Questa visione porta alla conseguenza che l´universo attuale è molto diverso da com´era nel passato e come sarà nel futuro. Nei primi anni 40 si teorizzò che questa energia emessa dal big bang sarebbe stata osservabile sotto forma di radiazione cosmica di fondo. Ma soltanto a partire dagli anni 60 gli scienziati hanno potuto cominciare a misurarla. Sino ad arrivare agli anni 90 in cui i due scienziati americani hanno cominciato a fare misurazioni con il satellite Cobe, che a distanza di vent’anni ha significato vedersi riconoscere il Nobel per la fisica.

Sembra quasi un paradosso riconoscere il Nobel a chi studia le origini dell’universo e quindi del nostro pianeta in un era in cui l’uomo ha invece messo in atto meccanismi che determinano una profonda accelerazione della sua scomparsa.

Abbiamo invitato a questa riflessione Massimo Scalia, fisico e presidente del comitato scientifico per il decennio 2005-2014 per lo sviluppo sostenibile dell’Unesco.

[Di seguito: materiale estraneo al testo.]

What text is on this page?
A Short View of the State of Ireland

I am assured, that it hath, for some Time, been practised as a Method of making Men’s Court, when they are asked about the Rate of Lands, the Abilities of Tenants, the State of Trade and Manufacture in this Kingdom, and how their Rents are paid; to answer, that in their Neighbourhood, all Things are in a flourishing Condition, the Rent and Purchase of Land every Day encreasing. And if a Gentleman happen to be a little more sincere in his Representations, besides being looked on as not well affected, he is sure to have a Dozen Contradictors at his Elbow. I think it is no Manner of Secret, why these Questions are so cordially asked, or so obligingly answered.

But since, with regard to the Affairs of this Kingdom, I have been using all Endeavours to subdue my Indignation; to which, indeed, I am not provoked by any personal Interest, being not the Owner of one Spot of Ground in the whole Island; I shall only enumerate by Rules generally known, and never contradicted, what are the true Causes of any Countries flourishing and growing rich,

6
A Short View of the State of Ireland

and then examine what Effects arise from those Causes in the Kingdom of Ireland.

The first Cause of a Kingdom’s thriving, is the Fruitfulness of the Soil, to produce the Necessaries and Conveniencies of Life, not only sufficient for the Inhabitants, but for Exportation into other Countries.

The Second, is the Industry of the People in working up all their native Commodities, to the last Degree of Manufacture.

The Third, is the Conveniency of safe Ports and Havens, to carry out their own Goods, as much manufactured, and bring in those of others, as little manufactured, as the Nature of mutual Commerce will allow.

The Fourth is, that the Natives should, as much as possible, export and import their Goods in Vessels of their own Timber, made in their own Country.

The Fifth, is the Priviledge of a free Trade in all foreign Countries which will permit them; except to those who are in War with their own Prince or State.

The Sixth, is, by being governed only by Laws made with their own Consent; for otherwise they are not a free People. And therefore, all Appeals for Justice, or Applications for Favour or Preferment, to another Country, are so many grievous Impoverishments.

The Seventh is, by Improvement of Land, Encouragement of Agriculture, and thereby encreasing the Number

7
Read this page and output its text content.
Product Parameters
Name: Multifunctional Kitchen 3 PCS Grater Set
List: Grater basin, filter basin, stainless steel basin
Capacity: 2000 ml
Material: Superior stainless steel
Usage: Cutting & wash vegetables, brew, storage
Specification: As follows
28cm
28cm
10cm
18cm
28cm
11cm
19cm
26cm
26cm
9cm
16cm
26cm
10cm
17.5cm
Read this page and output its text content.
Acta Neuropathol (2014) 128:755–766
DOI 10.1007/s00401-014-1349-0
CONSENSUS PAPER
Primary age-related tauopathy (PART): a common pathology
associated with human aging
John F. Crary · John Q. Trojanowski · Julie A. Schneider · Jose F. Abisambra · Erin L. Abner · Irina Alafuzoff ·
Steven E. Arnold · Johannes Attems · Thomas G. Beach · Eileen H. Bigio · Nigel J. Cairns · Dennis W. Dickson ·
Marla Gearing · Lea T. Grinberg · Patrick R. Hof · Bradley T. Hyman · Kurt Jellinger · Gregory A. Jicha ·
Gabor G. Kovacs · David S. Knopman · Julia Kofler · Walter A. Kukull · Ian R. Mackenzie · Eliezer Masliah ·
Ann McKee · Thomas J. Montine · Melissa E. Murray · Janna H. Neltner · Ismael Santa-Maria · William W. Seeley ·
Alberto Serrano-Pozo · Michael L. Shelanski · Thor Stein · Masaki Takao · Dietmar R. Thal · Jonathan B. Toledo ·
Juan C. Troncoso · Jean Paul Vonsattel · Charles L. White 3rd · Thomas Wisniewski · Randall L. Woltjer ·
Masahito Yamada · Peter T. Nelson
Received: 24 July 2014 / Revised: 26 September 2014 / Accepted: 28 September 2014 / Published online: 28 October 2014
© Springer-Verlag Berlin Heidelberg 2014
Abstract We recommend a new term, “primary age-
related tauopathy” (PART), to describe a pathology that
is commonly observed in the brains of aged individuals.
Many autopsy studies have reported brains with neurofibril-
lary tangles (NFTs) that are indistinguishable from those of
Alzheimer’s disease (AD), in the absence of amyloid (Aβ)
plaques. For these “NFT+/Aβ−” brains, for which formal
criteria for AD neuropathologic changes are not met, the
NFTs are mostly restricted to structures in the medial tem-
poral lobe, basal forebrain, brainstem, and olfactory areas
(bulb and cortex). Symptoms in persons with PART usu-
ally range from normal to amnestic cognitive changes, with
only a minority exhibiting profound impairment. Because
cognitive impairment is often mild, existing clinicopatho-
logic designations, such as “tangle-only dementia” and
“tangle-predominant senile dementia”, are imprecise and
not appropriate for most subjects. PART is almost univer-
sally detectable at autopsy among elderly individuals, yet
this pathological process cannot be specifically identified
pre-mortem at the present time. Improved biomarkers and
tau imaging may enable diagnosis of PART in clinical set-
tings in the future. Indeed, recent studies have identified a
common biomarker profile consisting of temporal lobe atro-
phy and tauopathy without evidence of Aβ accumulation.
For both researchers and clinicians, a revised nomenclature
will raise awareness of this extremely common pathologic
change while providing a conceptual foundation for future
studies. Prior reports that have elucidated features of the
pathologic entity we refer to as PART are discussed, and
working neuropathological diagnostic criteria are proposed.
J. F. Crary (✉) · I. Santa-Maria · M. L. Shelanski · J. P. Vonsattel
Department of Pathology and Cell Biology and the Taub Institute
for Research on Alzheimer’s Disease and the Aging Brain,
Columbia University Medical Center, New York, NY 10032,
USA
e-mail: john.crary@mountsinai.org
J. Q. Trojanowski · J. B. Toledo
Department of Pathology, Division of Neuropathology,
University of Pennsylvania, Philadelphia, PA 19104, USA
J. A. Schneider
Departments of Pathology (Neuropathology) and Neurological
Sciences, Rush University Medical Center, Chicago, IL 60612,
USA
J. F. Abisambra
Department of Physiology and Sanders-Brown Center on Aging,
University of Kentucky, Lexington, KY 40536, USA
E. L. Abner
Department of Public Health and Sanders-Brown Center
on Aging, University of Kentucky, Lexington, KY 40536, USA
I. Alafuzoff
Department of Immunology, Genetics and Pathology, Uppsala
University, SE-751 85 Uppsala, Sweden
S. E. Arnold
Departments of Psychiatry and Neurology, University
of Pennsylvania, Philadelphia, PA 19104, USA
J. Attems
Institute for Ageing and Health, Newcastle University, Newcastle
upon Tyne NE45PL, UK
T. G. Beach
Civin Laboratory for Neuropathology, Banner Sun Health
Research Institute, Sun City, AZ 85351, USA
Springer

Scalia che ne pensa di questo premio Nobel?
«Una ricerca di grande prestigio e di grande interesse per l’uso del satellite, che rappresenta una frontiera nella ricerca tecnologica. Qualche perplessità invece per il contesto in cui l’informazione colloca questo tipo di ricerche , ovvero la teoria del big bang».

Perché perplessità?
«L’idea del big bang ha sicuramente messo d’accordo la religione con la scienza. Il mondo della teologia perché ha potuto tenere saldo il dogma del “Principio” motore dell’universo, la gran parte della comunità scientifica perché l’idea è senz’altro affascinante e dà risposta ad alcuni quesiti di biologi e geologi. Ma è una teoria già in discussione da oltre 15 anni per i dubbi espressi proprio da parte degli astrofisici. Il big bang prevede una espansione isotropa, ovvero una propagazione secondo un onda sferica che man mano si raffredda e che dovrebbe prevedere una formazione sostanzialmente omogenea. Ma si è appurato che invece così non avviene, perché esistono degli ammassi stellari che si trovano in una posizione non coerente con questo schema dell’espansione isotropa, sono in pratica messi di traverso rispetto alle sfere. Questo è frutto di molti studi astrofisici, in particolare di Stephen Hawking che è senza dubbio una delle massime autorità in materia e che già nei primi anni 90 si è espresso in modo critico rispetto ai fondamenti della teoria del big bang».

Non le sembra che sia quasi paradossale continuare a porsi domande sull’origine dell’universo e quindi del pianeta, quando da parte proprio del mondo scientifico arrivano allarmi e previsioni sulla sua possibile fine in tempi storici anziché biologici?
«Carlo Rubbia che è stato il nobel italiano per la fisica nel 1984 ha più volte pubblicamente ripetuto che se Fermi fosse vivo oggi sicuramente dedicherebbe le sue energie intellettuali alla ricerca sull’effetto serra e sui cambiamenti climatici. È evidente che è sempre facile parlare a nome dei morti, perché non possono smentire, e non si possono mettere vincoli a questo tipo di ricerca scientifica. Ma nella prospettiva della domanda che mi poni è consolante però ricordare che sono ben due anni che la gran parte della comunità scientifica, ovvero le accademie scientifiche dei 12 paesi più importanti del mondo - Cina e India inclusi - si rivolge ai potenti del G8 per segnalare un preoccupato allarme sul nesso che esiste tra consumo di energia e cambiamenti climatici, per gli effetti che questo produce. E proprio in occasione dell’ultimo G8 di San Pietroburgo queste accademie scientifiche hanno chiesto ai presidenti dei Paesi più potenti del mondo che si faccia fronte da subito a questi scenari attraverso un ricorso intenso all’uso efficiente di energie e al risparmio energetico, che segnalano come prioritario, e per i quali richiedono che gli stati mettano in moto finanziamenti pubblici per attivare interventi in questo settore».